Pichon s’inquiète également de la crise de la main-d’œuvre : « En France et en Allemagne, de nombreuses municipalités ont des niveaux de cliniciens très faibles. Et les jeunes médecins travaillent moins que les générations précédentes, leur productivité doit donc être augmentée. Le défi est de savoir comment utiliser les logiciels, la technologie, la robotique, etc. pour soulager les professionnels de la santé du fardeau des tâches administratives, afin qu’ils puissent passer plus de temps avec les patients.
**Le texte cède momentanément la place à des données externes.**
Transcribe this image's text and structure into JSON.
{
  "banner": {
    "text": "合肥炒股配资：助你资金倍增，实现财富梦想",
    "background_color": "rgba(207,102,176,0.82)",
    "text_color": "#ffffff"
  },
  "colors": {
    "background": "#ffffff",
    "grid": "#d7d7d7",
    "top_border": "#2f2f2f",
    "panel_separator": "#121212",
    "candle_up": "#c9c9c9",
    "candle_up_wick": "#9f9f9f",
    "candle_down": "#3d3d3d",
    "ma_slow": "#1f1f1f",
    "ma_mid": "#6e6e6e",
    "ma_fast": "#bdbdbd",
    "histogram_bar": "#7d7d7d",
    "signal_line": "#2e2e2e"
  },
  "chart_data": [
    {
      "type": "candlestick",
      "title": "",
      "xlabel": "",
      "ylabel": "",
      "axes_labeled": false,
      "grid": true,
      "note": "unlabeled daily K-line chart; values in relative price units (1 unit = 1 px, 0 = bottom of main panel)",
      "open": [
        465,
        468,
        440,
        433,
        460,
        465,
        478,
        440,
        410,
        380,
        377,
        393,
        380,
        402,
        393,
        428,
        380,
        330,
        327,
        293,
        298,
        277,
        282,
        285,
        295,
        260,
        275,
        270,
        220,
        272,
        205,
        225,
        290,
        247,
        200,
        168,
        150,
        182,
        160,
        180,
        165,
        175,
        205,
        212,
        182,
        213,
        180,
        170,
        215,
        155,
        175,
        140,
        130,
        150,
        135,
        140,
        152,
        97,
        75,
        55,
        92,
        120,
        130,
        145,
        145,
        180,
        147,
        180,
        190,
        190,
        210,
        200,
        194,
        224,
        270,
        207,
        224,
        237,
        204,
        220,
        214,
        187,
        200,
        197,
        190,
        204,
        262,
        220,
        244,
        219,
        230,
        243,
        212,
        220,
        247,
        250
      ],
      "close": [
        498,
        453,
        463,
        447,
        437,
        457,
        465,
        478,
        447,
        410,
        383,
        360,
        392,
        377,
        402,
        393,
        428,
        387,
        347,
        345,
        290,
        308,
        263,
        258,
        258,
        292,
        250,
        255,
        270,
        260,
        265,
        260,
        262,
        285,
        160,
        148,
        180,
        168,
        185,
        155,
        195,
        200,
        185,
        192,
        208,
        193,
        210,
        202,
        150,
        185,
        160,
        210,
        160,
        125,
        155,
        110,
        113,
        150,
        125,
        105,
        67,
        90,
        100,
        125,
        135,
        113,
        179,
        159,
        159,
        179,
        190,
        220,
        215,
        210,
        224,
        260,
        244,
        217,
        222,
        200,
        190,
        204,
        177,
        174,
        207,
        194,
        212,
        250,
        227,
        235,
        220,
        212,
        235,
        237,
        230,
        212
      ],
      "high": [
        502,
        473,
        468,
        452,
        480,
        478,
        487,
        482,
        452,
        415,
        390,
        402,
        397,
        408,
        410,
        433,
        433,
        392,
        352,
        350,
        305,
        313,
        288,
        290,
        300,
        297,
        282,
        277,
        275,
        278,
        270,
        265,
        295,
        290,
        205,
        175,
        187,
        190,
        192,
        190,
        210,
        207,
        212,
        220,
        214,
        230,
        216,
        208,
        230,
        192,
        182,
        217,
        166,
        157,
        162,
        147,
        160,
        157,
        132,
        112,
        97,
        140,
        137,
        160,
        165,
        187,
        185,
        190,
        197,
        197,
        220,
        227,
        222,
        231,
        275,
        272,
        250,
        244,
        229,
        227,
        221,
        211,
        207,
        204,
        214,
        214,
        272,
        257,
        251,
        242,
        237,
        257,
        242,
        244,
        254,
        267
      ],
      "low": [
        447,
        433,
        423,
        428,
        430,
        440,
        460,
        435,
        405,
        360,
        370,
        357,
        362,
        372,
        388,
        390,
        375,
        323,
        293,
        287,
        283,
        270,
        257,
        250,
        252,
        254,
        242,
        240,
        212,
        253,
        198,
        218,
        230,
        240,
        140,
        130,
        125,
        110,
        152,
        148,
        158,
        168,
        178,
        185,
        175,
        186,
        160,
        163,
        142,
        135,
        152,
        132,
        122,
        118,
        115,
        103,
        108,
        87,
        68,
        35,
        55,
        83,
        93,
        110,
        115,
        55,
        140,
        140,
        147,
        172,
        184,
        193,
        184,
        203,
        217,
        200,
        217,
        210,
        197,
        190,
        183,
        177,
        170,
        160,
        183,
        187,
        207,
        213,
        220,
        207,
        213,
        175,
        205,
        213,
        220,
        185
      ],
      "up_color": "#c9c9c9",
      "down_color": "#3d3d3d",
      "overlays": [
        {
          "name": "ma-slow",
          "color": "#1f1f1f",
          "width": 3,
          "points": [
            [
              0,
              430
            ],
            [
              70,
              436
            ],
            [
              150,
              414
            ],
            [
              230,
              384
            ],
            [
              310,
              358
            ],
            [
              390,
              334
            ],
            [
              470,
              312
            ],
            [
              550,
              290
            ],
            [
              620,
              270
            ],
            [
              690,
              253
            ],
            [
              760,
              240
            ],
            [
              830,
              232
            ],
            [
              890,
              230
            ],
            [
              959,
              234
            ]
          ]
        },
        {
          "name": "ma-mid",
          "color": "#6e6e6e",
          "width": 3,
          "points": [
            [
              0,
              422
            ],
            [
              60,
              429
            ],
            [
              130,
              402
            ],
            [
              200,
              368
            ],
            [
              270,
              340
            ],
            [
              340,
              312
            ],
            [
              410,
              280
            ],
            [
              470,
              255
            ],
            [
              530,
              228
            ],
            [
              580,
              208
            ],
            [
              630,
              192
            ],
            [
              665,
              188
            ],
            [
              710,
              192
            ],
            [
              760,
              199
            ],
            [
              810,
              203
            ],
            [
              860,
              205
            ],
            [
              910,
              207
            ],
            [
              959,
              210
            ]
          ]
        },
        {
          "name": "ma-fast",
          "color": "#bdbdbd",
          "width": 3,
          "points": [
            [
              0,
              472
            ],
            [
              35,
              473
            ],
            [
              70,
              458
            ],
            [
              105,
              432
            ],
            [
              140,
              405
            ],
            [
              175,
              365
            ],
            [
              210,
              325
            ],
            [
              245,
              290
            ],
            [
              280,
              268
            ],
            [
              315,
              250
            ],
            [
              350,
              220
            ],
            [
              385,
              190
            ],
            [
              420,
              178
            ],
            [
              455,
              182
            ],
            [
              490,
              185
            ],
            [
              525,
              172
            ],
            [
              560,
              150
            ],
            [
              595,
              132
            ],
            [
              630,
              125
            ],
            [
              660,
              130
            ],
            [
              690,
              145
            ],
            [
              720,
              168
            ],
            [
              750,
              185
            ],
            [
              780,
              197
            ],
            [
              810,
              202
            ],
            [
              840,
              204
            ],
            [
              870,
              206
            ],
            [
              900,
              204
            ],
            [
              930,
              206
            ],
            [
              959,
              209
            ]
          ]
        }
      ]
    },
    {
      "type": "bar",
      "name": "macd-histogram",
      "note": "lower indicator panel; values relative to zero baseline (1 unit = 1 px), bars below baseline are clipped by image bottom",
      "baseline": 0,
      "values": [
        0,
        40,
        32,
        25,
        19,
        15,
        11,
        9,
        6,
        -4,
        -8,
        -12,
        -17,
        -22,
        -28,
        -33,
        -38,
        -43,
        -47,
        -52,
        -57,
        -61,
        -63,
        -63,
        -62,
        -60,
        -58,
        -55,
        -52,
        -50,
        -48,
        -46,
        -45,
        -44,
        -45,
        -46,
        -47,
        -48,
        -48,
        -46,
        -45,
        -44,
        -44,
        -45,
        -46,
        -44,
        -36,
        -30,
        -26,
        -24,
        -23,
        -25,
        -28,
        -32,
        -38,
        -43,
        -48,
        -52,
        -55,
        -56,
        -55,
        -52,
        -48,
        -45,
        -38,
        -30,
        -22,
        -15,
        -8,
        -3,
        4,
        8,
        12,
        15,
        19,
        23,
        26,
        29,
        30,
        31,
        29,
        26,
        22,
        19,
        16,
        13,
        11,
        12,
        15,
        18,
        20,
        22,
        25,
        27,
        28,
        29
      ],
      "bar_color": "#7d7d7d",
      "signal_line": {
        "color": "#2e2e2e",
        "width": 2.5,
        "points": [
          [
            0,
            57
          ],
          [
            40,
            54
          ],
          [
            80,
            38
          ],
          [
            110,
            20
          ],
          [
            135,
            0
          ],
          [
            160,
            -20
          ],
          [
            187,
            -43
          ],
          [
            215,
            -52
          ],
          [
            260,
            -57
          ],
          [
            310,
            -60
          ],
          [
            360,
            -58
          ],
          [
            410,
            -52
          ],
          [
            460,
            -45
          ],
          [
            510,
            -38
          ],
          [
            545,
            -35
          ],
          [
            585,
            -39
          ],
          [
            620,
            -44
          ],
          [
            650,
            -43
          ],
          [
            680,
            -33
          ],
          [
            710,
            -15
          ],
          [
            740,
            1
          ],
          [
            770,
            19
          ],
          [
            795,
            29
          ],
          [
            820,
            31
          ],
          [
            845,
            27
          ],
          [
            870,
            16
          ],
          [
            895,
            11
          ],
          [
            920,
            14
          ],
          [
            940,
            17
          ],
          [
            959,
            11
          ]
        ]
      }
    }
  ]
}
Une autre partie de la solution consiste à déléguer davantage de tâches des médecins aux infirmières et aux pharmaciens.
Pichon estime que l’une des plus grandes opportunités dans le secteur est ce qu’il appelle les « immeubles de bureaux médicaux », c’est-à-dire l’immobilier pour de nouveaux réseaux plus importants de soins primaires ou de cliniques ambulatoires multidisciplinaires: « Il y a une tendance dans une grande partie de l’Europe à remplacer le modèle traditionnel d’un médecin généraliste ou d’un spécialiste travaillant dans son propre cabinet individuel. Le Royaume-Uni est peut-être un peu en avance sur la France et l’Allemagne sur ce point. Il y a un avantage pour les médecins qui travaillent en équipe, c’est-à-dire qu’ils peuvent travailler trois ou quatre jours par semaine, plutôt que six. Pour les patients, cela peut être plus pratique car il s’agit d’un guichet unique. De plus, si l’équipement ou la technologie sont coûteux, ils peuvent être partagés entre plusieurs professionnels, ce qui leur donne une longueur d’avance sur leurs concurrents.
les 10 & 11 juin 2021.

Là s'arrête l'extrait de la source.